29 March 2018
Republic of Korea: New Fiscal and Monetary Support to Stimulate Economy
|Currency||South Korean Won|
|Form of government||Presidential republic|
|Major Merchandise Exports (% of total, 2016)||Major Merchandise Imports (% of total, 2016)|
|Machinery & transport equipment (58.8%)||Machinery & transport equipment (35.1%)|
|Manufactured goods (13.1%)||Mineral fuels, lubricants & related materials (20.2%)|
|Chemicals & related products (12.0%)||Manufactured goods (11.7%)|
|Top Three Export Markets (% of total, 2016)||Top Three Import Markets (% of total, 2016)|
|China (25.1%)||China (21.4%)|
|USA (13.5%)||Japan (11.7%)|
|Hong Kong (6.6%)||USA (10.7%)|
Source: Economist Intelligence Unit
Following the impeachment of President Park Geun-hye, Moon Jae-in from the liberal Democratic Party was elected president in May 2017. He pledged to reform the powerful family-run conglomerates of the Republic of Korea (often referred to as South Korea), known as chaebols, which make up the bulk of GDP and are influential over domestic politics, and to investigate corruption by high-ranking public officials, and raise minimum wage and create more public sector jobs.
However, Democratic Party’s lack of the majority of seats in a parliamentary may impede policy implementation in a divided National Assembly.
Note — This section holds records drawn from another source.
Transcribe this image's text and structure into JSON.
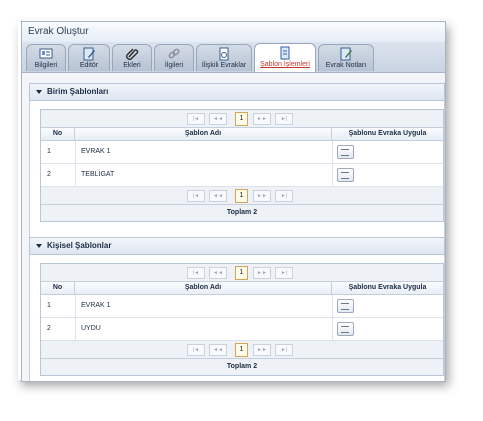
{
  "window": {
    "title": "Evrak Oluştur"
  },
  "tabs": [
    {
      "label": "Bilgileri",
      "icon": "info-card-icon"
    },
    {
      "label": "Editör",
      "icon": "edit-icon"
    },
    {
      "label": "Ekleri",
      "icon": "paperclip-icon"
    },
    {
      "label": "İlgileri",
      "icon": "link-icon"
    },
    {
      "label": "İlişkili Evraklar",
      "icon": "related-docs-icon"
    },
    {
      "label": "Şablon İşlemleri",
      "icon": "template-icon",
      "active": true
    },
    {
      "label": "Evrak Notları",
      "icon": "notes-icon"
    }
  ],
  "birim": {
    "title": "Birim Şablonları",
    "columns": {
      "no": "No",
      "name": "Şablon Adı",
      "apply": "Şablonu Evraka Uygula"
    },
    "rows": [
      {
        "no": "1",
        "name": "EVRAK 1"
      },
      {
        "no": "2",
        "name": "TEBLİGAT"
      }
    ],
    "page": "1",
    "total": "Toplam 2"
  },
  "kisisel": {
    "title": "Kişisel Şablonlar",
    "columns": {
      "no": "No",
      "name": "Şablon Adı",
      "apply": "Şablonu Evraka Uygula"
    },
    "rows": [
      {
        "no": "1",
        "name": "EVRAK 1"
      },
      {
        "no": "2",
        "name": "UYDU"
      }
    ],
    "page": "1",
    "total": "Toplam 2"
  },
  "pager": {
    "first": "|◄",
    "prev": "◄◄",
    "next": "►►",
    "last": "►|"
  },
  "colors": {
    "active_tab_text": "#c0392b",
    "header_text": "#1c2c44",
    "border": "#b9c6d6"
  }
}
Therefore, cooperation with the opposition on divisive issues is essential, and Moon may need to first tackle issues with some common ground among political parties and the public.
Internationally, South Korea is on the front line of any North Korean attack and eager to maintain security ties with the US, but it, on the other hand, attempts to deploy a US missile defense system (THAAD) has strained relations with China, its major trading partner. Moon has so far taken a softer stance toward North Korea than his predecessor.
|Nominal GDP (USD bn)||1,383||1,411||1,526*||1,720||1,847|
|Real GDP growth (%)||2.8||2.8||3.1*||2.8||2.9|
|GDP per capita (USD)||27,340||27,770||29,930*||33,610||35,980|
|Budget balance (% of GDP)||0.0||1.0||1.0*||0.7||0.6|
|Current account balance (% of GDP)||7.7||7.0||5.1*||5.4||6.2|
|Government debt (% of GDP)||45.7||45.5||43.6*||41.3||39.7|
|External debt (% of GDP)||27.2||25.4||24.7*||21.5||19.4|
* Estimates ^ Forecasts
Source: Economist Intelligence Unit
South Korea is an export-oriented economy. It is heavily dependent on imports of raw materials and exports of goods such as cars and phones. Economic growth has been sluggish since 2012 due to subdued global trade, and the authorities have responded with fiscal and monetary support. A stimulus package of US$ 9.6 billion has been launched to create public sector jobs and the Bank of Korea keeps the interest rate at record low of 1.25%.
While loose monetary policy has supported economic growth in recent years, mounting household debt has become a side-effect. At the end of 2016, household debt rose to 1,344.3 trillion won, equivalent to over 90% of GDP which is seen as a major risk to the country’s financial system and has exerted a drag on private consumption. The authorities announced more stringent bank screening of loan applications to contain such risk.
South Korea attempts to bolster its trading position by signing free-trade agreements (FTAs) with the European Union in 2011 and the US in 2012, as well as with China in 2015. However, China’s slowing growth and moving up the value chain might negatively affect South Korea’s exports, and the protectionism around the world and a possible revision of the South Korea-US free trade agreement would bring uncertainties to the economy. In long term, a rebalancing to make the economy less dependent on volatile external demand would increase South Korea’s resilience.
Hong Kong-Republic of Korea Trade
Total exports from Hong Kong to the Republic of Korea increased by 4.9% from HK$54,040 million in 2016 to HK$56,672 million in 2017. The top three export categories to the Republic of Korea were: (1) electrical machinery, apparatus & appliances, & parts (-3.9%), (2) telecommunications, audio & video equipment (+16.2%), and (3) office machines & computers (+51.6%), which represented 70.9% of total exports to the Republic of Korea.
HKECIC Underwriting Experience
HKECIC imposes no restrictions on covering buyers in the Republic of Korea. Currently, the insured buyers in the Republic of Korea range from small and medium sized companies to listed companies. The Corporation’s underwriting experience on the Republic of Korea has been satisfactory, with three payment difficulty cases and two claim cases from March 2017 to February 2018, involving mineral products, jewellery and clothing.